On the morrow we left Piatô, with the addition to our party of a small tame sheep, and a tame tatu-bola, or armadillo, both having been given to me by the commandant. The former kept pace with the horses for many days, and it never gave us any trouble, until the long continuance of the journey wearied it out, and then I was obliged to make room for it in one of the panniers; in this manner it travelled for a day or two at a time. The armadillo was conveyed in a small bag, and only on one occasion gave us any trouble; when we released it at our resting-places, it usually remained among the packages, either feeding or rolled up. It was with some difficulty that Mimoza was prevented from annoying it; but latterly she and the armadillo were very good friends. At Açu I changed one of my horses for another that was in better condition, and gave about the value of a guinea to boot.

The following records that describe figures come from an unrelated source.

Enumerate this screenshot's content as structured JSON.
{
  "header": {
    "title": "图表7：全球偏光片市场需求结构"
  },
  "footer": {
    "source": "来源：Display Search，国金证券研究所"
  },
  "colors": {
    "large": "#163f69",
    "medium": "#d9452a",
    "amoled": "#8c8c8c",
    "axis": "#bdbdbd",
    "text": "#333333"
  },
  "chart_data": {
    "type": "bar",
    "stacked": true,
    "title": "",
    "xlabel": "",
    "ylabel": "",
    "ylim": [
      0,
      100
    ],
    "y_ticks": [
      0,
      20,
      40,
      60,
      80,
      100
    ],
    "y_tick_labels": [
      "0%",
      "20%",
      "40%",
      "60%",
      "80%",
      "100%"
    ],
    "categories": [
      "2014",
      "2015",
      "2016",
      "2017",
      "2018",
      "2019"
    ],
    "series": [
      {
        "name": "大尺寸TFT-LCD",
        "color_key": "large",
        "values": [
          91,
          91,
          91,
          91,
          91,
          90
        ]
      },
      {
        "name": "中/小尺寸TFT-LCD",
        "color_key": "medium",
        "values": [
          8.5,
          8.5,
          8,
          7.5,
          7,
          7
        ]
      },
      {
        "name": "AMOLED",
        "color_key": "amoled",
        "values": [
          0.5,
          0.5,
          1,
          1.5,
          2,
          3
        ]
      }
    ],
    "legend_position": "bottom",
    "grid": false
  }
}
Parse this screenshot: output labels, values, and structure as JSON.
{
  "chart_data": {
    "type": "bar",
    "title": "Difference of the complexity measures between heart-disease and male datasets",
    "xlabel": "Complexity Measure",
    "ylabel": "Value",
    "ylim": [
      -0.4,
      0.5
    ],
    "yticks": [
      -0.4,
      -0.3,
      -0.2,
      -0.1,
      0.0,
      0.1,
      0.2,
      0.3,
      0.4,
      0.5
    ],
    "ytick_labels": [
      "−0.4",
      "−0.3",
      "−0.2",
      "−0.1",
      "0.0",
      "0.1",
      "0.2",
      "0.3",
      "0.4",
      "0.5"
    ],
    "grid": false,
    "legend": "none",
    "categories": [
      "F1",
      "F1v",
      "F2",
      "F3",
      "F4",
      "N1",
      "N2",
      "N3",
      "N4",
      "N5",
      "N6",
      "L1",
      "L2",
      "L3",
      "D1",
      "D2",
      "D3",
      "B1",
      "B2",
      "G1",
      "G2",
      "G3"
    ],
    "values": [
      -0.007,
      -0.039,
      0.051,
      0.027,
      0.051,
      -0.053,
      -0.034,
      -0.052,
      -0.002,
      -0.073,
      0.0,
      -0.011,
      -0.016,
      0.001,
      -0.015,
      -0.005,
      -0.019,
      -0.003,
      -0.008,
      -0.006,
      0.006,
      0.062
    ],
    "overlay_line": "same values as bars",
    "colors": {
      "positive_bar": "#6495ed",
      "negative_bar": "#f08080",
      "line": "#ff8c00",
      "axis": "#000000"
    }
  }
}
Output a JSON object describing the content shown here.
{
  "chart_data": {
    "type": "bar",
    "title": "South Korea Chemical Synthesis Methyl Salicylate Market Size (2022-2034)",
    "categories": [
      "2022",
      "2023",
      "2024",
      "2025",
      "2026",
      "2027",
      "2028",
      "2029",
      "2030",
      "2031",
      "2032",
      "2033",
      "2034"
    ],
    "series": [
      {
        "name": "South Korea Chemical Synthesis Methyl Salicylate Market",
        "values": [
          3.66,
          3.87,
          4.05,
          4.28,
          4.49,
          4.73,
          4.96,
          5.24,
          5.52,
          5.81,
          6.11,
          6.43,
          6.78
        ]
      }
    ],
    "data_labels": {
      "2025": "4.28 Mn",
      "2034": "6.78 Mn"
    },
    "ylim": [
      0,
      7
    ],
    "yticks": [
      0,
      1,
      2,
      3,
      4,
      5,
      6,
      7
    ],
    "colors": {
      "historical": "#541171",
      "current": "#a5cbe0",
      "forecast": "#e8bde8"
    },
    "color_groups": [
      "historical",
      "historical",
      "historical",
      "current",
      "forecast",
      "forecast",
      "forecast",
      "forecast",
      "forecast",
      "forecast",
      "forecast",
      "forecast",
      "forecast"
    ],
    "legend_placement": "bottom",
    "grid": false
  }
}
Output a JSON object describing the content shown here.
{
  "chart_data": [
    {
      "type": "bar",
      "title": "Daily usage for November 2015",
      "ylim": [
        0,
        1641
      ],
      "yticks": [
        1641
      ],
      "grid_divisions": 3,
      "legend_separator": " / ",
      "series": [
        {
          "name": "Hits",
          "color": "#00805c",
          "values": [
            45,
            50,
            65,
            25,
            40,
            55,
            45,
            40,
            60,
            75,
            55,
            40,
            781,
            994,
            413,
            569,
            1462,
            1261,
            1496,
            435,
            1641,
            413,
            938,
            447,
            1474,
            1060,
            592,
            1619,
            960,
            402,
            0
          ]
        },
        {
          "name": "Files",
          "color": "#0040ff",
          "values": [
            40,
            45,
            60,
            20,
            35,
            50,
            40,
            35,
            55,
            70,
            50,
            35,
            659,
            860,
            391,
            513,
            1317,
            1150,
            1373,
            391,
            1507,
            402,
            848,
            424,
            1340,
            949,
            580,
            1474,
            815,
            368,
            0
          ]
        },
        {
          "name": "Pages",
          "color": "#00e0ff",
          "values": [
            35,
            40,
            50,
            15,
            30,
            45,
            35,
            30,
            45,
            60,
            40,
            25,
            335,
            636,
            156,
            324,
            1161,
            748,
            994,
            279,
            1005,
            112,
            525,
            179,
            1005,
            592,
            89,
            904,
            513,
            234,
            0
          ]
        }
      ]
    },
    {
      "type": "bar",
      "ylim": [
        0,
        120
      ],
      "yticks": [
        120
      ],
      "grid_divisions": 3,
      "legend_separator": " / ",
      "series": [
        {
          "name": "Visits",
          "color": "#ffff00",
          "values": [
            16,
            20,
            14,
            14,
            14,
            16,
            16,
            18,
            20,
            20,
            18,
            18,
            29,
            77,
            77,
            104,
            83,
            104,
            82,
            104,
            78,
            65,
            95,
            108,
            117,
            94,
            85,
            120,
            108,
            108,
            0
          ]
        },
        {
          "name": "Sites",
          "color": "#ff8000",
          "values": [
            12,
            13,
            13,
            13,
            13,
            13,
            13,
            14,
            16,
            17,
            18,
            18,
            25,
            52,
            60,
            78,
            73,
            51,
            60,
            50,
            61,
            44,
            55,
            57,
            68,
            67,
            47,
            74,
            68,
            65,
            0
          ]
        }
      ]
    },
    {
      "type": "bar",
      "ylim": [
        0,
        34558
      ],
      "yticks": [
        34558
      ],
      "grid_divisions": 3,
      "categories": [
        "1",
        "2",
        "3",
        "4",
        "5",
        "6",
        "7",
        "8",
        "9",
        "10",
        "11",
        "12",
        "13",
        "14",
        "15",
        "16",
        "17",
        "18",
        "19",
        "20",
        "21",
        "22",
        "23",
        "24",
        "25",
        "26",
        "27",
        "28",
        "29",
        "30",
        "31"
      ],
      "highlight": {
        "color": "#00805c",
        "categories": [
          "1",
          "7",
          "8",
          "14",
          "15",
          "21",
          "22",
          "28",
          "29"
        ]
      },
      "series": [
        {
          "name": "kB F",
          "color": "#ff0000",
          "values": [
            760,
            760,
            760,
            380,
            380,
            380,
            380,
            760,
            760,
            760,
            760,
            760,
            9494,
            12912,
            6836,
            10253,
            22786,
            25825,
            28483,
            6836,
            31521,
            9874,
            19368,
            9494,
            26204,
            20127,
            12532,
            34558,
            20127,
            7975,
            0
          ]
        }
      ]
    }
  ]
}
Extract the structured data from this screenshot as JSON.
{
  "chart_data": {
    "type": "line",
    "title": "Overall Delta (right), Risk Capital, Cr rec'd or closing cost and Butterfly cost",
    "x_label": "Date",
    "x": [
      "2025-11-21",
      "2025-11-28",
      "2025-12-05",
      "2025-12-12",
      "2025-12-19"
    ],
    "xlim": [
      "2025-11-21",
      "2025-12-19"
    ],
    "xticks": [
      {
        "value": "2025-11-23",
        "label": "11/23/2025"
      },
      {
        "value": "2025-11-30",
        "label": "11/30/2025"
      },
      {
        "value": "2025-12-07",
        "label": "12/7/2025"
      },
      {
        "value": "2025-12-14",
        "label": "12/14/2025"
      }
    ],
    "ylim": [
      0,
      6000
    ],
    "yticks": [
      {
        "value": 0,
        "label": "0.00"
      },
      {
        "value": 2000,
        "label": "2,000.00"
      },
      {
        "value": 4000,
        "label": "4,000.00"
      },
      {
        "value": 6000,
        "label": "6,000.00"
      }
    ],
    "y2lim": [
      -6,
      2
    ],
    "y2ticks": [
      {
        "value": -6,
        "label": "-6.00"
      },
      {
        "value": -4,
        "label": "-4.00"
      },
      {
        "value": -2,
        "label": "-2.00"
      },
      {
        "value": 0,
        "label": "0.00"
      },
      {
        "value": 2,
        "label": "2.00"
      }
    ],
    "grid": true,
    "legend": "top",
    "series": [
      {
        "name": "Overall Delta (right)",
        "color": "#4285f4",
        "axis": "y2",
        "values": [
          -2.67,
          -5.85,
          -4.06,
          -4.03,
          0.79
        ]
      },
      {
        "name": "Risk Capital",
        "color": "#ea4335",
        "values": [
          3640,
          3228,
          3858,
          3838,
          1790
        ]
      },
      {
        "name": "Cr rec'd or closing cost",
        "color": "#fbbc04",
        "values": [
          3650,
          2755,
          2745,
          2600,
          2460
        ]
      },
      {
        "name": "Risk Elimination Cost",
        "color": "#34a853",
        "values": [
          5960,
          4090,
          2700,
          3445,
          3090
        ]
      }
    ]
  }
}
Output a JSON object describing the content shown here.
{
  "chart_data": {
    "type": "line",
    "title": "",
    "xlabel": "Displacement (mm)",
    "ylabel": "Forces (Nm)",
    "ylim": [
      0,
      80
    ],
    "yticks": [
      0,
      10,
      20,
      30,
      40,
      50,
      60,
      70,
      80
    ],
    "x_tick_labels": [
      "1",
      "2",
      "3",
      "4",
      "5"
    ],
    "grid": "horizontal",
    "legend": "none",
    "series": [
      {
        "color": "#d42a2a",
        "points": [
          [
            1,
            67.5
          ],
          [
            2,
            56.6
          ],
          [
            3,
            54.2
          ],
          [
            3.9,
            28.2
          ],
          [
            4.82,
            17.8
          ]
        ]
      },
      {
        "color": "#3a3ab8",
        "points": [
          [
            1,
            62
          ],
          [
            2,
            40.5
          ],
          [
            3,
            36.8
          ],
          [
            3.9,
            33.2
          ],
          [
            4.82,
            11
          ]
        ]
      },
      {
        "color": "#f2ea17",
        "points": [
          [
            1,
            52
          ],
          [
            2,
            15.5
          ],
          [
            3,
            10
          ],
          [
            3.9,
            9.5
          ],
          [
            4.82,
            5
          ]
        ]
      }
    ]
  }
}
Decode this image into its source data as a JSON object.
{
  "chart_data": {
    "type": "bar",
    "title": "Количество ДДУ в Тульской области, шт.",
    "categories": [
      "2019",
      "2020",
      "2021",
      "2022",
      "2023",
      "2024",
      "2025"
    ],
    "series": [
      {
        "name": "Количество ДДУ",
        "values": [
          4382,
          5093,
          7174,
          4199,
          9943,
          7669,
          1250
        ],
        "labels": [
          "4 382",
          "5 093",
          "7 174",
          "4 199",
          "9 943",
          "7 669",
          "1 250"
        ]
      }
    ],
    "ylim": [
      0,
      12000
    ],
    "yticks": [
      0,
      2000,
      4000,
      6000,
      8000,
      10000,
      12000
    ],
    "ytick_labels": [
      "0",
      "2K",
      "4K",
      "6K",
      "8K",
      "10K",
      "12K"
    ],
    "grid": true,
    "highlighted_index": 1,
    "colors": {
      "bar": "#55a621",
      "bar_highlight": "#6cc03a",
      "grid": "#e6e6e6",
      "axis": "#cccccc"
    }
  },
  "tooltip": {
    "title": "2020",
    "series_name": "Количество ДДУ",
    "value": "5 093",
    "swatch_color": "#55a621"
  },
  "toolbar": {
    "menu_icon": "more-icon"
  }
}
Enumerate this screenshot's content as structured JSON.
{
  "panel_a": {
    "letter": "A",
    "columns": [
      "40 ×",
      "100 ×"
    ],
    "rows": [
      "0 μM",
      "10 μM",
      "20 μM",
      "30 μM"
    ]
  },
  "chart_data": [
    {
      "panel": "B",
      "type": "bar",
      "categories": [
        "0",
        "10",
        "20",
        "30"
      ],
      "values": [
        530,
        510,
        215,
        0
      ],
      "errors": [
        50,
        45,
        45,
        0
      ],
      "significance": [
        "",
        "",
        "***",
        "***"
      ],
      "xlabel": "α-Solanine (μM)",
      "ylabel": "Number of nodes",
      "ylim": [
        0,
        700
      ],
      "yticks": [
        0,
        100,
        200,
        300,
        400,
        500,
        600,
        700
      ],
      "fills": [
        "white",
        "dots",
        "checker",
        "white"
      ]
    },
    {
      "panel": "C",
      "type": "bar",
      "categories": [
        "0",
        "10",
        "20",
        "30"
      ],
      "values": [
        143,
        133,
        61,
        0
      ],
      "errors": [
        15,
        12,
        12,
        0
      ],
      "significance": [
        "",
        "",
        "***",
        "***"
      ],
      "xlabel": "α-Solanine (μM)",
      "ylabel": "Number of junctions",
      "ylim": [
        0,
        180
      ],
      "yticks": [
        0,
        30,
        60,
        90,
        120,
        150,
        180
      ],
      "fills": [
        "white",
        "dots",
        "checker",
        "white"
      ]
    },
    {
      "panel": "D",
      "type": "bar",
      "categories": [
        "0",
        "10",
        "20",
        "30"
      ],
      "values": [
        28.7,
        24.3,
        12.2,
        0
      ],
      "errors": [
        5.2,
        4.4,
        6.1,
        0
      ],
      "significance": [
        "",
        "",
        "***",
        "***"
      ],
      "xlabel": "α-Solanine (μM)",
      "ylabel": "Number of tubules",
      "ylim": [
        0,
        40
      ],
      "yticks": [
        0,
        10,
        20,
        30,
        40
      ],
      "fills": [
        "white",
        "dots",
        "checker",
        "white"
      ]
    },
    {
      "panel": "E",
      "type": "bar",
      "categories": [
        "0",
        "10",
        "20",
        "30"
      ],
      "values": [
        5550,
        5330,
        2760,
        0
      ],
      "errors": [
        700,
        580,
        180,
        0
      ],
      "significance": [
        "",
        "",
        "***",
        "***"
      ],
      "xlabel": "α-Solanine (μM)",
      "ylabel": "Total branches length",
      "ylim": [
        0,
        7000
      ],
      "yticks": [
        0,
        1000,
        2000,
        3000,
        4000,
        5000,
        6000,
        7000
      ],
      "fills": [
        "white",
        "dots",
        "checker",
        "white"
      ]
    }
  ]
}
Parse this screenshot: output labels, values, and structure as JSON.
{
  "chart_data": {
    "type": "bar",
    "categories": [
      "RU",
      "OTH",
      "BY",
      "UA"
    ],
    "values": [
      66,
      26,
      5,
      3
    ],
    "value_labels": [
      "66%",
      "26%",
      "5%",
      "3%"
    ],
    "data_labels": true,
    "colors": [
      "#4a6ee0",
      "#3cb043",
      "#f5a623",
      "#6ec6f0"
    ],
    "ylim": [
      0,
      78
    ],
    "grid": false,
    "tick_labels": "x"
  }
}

Our friends, the saddler and the owner of the house which we had inhabited in going, received us very cordially, and offered to assist us in crossing the river, which was full; but they advised me to wait for a decrease of the depth and rapidity of the stream; however I was anxious to advance, and my people made no objection. Here I discharged the young man whom I had taken from hence as a guide to Aracati. We crossed the smaller branch of the river, with the water reaching to the flaps of the saddles. When we arrived at the second and principal branch, it was discovered that a jangada would be necessary to convey the baggage across. Several of the inhabitants of the place had followed us, judging that this would be the case, and they were willing to be of service to us in expectation of being compensated for their trouble. A few logs of timber were soon procured; some of them had been brought down by the stream, and were now upon the banks, and others were conveyed from the town; the cords with which the packages were fastened to the pack-saddles were made use of to tie the logs together, for the purpose of forming the raft. The father of the young man who had been with me to Aracati accompanied us to the river side to assist, and had brought Mimoza with him. I requested him to secure her, otherwise I thought she would follow me; he did so, and sent her back to the town by a boy. When the raft was prepared, the saddles and all the packages were placed upon it, and I sat down among them. Four men laid hold of each side of the raft, and shoved off from the shore, and when they lost their footing, each man kept hold of the raft with one hand, swimming with the other; but notwithstanding their exertions, the stream carried us down about fifty yards before we reached the other side, which however was gained in safety. The Indians were already there with the horses. The river of Açu is from two to three hundred yards in breadth; it was now deep and dangerous, and from the violence of the current, a guide is requisite, that advantage may be taken of the shallowest parts. The Sertanejos have a curious contrivance for crossing rivers, which is formed of three pieces of wood, and upon this they paddle themselves to the opposite side. I heard it often spoken of by the name of cavalete; but as I did not see any of them, I cannot pretend to give an exact description[48].